For my Ph.D. thesis, I have designed and implemented a novel scheduling algorithm for solving the data consistency problem in a cluster of database replicas that serve as back-ends for a dynamic content web server. The conventional wisdom has been that either strong consistency or scalability is achievable in replicated database clusters, but not both. In particular, traditional eager protocols, which provide strong consistency for database replication, have poor scaling due to frequent conflict delays. On the other hand, traditional database lazy replication provides good scaling, but no consistency guarantees. More recently, multiple levels of loose consistency have been defined in an effort to provide both good scaling and a predefined set of consistency features. However, such consistency models may require non-trivial programmer effort. Furthermore, they cannot improve performance for applications that do require strong consistency (i.e. transactional serializability).

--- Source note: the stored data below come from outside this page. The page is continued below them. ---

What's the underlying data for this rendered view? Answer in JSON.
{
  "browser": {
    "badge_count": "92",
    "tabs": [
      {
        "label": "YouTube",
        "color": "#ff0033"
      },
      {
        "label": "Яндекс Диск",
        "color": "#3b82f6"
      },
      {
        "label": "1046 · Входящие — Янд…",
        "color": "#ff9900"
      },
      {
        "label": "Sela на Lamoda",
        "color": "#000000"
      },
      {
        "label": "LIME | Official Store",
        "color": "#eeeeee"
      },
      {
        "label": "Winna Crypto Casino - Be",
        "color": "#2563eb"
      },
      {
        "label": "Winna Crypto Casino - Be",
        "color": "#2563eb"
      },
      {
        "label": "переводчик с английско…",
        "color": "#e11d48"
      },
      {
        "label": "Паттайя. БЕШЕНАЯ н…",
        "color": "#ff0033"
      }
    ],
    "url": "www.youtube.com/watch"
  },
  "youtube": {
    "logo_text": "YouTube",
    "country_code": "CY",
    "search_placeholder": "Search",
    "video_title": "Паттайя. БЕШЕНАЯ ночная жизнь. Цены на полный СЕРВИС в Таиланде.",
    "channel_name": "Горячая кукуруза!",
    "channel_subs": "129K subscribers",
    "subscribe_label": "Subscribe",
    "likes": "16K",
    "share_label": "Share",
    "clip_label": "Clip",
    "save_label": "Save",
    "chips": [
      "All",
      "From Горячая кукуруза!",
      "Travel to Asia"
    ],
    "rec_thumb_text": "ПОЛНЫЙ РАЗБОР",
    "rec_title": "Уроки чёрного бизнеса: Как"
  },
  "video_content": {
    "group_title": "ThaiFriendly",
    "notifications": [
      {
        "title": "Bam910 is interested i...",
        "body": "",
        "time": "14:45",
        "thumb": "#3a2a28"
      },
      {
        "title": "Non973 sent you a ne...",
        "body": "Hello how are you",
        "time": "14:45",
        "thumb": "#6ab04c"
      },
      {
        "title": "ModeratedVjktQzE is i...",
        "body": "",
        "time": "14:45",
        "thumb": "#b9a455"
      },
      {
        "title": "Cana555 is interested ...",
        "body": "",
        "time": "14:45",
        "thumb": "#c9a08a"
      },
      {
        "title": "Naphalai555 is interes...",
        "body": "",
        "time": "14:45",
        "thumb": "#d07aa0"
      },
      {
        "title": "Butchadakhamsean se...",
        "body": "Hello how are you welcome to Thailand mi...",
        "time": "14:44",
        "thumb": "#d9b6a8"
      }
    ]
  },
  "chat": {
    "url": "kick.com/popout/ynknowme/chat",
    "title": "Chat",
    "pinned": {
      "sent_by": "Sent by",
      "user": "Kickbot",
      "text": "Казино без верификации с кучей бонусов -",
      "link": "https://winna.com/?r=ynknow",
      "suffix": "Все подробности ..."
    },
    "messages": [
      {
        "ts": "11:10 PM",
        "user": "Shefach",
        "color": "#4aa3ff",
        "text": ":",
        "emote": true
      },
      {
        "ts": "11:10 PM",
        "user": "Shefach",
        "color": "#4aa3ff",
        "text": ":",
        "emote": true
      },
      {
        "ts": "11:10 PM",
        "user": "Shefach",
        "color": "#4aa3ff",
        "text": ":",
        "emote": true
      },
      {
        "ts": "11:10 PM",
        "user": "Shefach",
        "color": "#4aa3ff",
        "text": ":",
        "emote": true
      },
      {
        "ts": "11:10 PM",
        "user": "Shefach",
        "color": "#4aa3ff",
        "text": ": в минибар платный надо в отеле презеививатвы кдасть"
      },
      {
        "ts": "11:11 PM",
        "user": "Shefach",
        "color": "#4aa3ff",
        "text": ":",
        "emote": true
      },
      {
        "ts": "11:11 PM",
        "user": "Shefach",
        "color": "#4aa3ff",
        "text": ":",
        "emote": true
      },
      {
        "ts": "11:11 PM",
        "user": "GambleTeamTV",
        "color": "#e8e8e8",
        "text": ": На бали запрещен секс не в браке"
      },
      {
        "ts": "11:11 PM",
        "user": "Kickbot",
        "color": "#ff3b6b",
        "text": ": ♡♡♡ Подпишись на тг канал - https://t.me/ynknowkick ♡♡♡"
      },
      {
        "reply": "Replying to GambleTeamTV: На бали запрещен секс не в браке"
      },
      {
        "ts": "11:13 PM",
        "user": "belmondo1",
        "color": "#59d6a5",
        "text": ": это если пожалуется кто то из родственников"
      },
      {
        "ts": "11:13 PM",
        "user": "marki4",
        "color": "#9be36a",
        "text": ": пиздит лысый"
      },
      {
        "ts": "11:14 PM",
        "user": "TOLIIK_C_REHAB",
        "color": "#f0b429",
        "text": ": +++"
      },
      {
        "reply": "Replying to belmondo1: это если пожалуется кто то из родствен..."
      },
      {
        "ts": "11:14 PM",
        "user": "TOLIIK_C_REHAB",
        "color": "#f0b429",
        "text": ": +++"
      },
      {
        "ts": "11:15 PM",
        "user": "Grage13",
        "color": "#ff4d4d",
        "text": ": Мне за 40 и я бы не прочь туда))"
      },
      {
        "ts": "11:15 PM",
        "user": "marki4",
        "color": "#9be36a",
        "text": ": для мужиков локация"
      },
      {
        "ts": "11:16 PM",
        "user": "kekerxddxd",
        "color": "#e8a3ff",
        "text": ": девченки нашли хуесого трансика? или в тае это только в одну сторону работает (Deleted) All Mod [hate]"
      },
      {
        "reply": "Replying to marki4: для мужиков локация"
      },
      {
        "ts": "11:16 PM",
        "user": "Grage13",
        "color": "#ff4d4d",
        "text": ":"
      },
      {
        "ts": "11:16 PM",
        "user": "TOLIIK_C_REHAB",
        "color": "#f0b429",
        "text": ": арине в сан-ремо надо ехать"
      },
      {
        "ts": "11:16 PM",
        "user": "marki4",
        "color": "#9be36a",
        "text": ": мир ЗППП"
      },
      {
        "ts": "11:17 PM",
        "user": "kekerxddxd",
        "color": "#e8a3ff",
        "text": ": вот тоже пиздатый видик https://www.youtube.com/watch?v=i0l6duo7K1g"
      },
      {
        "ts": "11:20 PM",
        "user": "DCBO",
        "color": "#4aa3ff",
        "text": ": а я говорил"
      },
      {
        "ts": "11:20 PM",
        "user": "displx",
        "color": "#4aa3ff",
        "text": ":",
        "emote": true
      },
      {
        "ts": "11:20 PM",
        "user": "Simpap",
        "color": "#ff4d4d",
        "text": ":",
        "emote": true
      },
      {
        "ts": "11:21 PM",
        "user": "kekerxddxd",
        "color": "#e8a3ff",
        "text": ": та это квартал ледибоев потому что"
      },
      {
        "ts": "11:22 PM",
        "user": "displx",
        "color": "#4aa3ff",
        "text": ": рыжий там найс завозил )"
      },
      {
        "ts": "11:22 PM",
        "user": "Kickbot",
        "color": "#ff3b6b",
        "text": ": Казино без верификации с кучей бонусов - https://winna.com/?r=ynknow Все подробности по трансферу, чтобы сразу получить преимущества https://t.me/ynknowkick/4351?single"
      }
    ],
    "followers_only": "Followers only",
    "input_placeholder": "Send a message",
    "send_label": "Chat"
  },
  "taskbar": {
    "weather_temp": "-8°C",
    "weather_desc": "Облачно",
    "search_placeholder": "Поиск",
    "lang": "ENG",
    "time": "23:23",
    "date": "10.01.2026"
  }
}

The goal of my dissertation is to provide scaling and data availability through replication but also achieve serializability. The key aspect of my design is to exploit the usual level of indirection in accessing the database data offered by any practical implementation. I interpose a scheduler between the web server and database tier. This scheduler augmented with reliable state allows the server to use a series of performance optimizations based on lazy replication and conflict awareness internally, while externally it conforms to serializability as perceived by the user. This novel technique called conflict-aware scheduling provides scaling, consistency and data availability at the same time, for the replicated dynamic content web site.
In a nut-shell, the scheduler directs operations to those replicas where it knows they will find a copy of the data consistent with a serializable execution. For example, a write on a data item may have been sent to all replicas, but it may have completed only at a subset of them. The scheduler keeps track of the completion status of each of the writes. Using this knowledge, the scheduler makes sure that a read that needs to happen after a particular write (in order to achieve serializability) is sent to a replica where it knows the write has already completed. High data availability is achieved by replicating the scheduler state among several schedulers. Additional fault tolerance is provided by also logging this information to stable storage.
I have implemented a proof-of-concept prototype by using common software for building dynamic content sites such as the Apache web server with the PHP scripting module and the MySQL database. Together with other researchers at Rice, I have also implemented three dynamic content applications for evaluating my techniques: an e-commerce site, an auction site and a bulletin board site [WWC-5 '02]. I have experimented on small size clusters of up to 8 databases, and performed simulations for larger clusters (of up to 60 databases) and faster database engines.
The results show that query-level conflict-aware scheduling brings considerable benefits in terms of both overall throughput scaling and latency reduction compared to an eager protocol which has been the only traditional method to obtain serializability. My dissertation further shows that the cost of this novel scheduling method is minimal in terms of data availability and fault tolerance.
In the following, I will briefly describe how the scheduler maintains strong consistency and the scheduling optimizations used: lazy replication, query-level scheduling, and conflict awareness and avoidance. Last, I will describe further scaling enhancements and other studies I have done on this topic.
The scheduler maintains serializability by a technique I call sequencing. At run-time, the scheduler assigns a unique sequence number to each transaction. Tagging operations with their assigned transaction's sequence number and executing operations of conflicting transactions in sequence number order at all database replicas ensures serializability. Maintaining persistent state at the scheduler allows the writes to execute asynchronously at each replica, as in a lazy replication protocol, without the need for a two-phase commit protocol between replicas.
In the basic version of the protocol, a conservative two-phase locking algorithm is used for concurrency control. This algorithm avoids deadlocks which would otherwise become frequent at large cluster sizes. I have also developed a variant of the conflict-aware algorithm based on a different concurrency control using explicit versioning.
I have designed and implemented a scheduling technique that avoids conflicts in replicated database clusters called conflict-aware scheduling [USITS '03]. This scheduler differs from traditional schedulers in two ways. First, request distribution on a replicated database cluster has been traditionally done solely based on load. The scheduler I designed is the first to optimize conflicts on the back-ends instead of load. Avoiding conflicts addresses the main scaling bottleneck for any solution that maintains serializability: waiting due to conflicts.
Secondly, previous approaches to lazy replication schedule all queries of the transaction on the same replica, and respond to the user only when that replica responds. The scheduler I designed returns the response for a replicated operation (e.g. lock, write, commit) as soon as that operation executes at any replica. Furthermore, for each read query, the scheduler selects the least loaded replica from the set of replicas with no conflicts, that have completed the previous writes in the same transaction.
These optimizations require that the scheduler maintains as part of its internal state, the completion status of replicated operations for all database replicas. I have compared this scheme against a transaction-level conflict-aware scheme and both transaction-level and query-level conflict-oblivious (i.e. plain load-balancing) schemes. I have shown that the improvements of conflict avoidance and per-query load balancing are substantial (up-to a factor of 2) compared to equivalent schedulers without these optimizations.